The Effect of Hypothyroidism on a Composite of Mortality, Cardiovascular and Wound Complications After Noncardiac Surgery: A Retrospective Cohort Analysis

Ryu Komatsu, Jing You, Edward J Mascha, Daniel I Sessler, Yusuke Kasuya, Alparslan Turan
Anesthesia and Analgesia 2015, 121 (3): 716-26

BACKGROUND: We tested the hypothesis that hypothyroidism, as defined by thyroid-stimulating hormone (TSH) concentration, is associated with a severity-weighted composite of mortality and major cardiovascular and infectious complications after noncardiac surgery.

METHODS: In this retrospective cohort study, we evaluated adults at the Cleveland Clinic Main Campus between 2005 and 2012, who had had available TSH concentrations within the 6 months before noncardiac surgery. Patients were categorized as (1) hypothyroid (patients who had diagnosis of hypothyroidism any time prior to surgery and increased TSH value (> 5.5 mIU/L) within 6 months prior to surgery); (2) treated (hypothyroid diagnosis and normal TSH concentrations [0.4-5.5 mIU/L]); and (3) euthyroid (no hypothyroid diagnosis and normal TSH concentrations). We conducted pairwise comparisons among the 3 groups using inverse propensity score weighting to control for observed confounding variables. Average relative effect generalized estimating equation model was used for the primary outcome composite of in-hospital cardiovascular morbidity, surgical wound complication or infection, and mortality. Logistic regression and Cox proportional hazards regression were used for secondary outcomes of intraoperative vasopressor use and duration of hospitalization, respectively.

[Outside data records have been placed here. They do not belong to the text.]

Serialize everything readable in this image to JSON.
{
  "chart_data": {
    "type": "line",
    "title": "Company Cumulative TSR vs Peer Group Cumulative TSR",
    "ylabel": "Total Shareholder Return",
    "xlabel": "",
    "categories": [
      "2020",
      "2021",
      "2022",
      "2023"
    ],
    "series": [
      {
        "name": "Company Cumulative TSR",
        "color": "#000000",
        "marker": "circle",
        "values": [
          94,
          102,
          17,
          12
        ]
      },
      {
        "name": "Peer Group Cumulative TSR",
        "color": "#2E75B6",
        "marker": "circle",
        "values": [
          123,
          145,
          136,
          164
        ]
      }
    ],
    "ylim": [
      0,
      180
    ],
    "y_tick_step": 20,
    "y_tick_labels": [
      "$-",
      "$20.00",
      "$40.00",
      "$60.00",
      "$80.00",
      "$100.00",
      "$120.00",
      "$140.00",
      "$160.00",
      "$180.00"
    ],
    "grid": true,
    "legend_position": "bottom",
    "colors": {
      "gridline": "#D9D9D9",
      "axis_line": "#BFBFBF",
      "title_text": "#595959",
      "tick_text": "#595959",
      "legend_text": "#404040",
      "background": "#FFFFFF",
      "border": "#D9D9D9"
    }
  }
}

RESULTS: We identified 800 hypothyroid patients (median TSH: 8.6 mIU/L [Q1, Q3: 6.5, 13.0]), 1805 treated patients (2.0 mIU/L [1.1, 3.2]), and 5612 euthyroid patients (1.7 mIU/L [1.1, 2.6]). There were no significant differences among the hypothyroid, treated, and euthyroid patients on the primary composite outcome (all P values ≥0.30). Hypothyroid patients were slightly more likely to receive vasopressor during surgery than either treated (odds ratio, 1.17; 99.2% confidence interval [CI], 1.01-1.36) or euthyroid (odds ratio, 1.12; 99.2% CI, 1.02-1.24) patients. Furthermore, hypothyroid patients were slightly but significantly less likely to be discharged at any given postoperative time than treated patients (hazard ratio, 0.92; 99.2% CI, 0.86-0.99).

CONCLUSIONS: Hypothyroidism was not associated with worse postoperative mortality, wound, or cardiovascular outcomes in noncardiac patients. Thus, postponing surgery to initiate thyroid replacement therapy in patients with hypothyroidism seems unnecessary.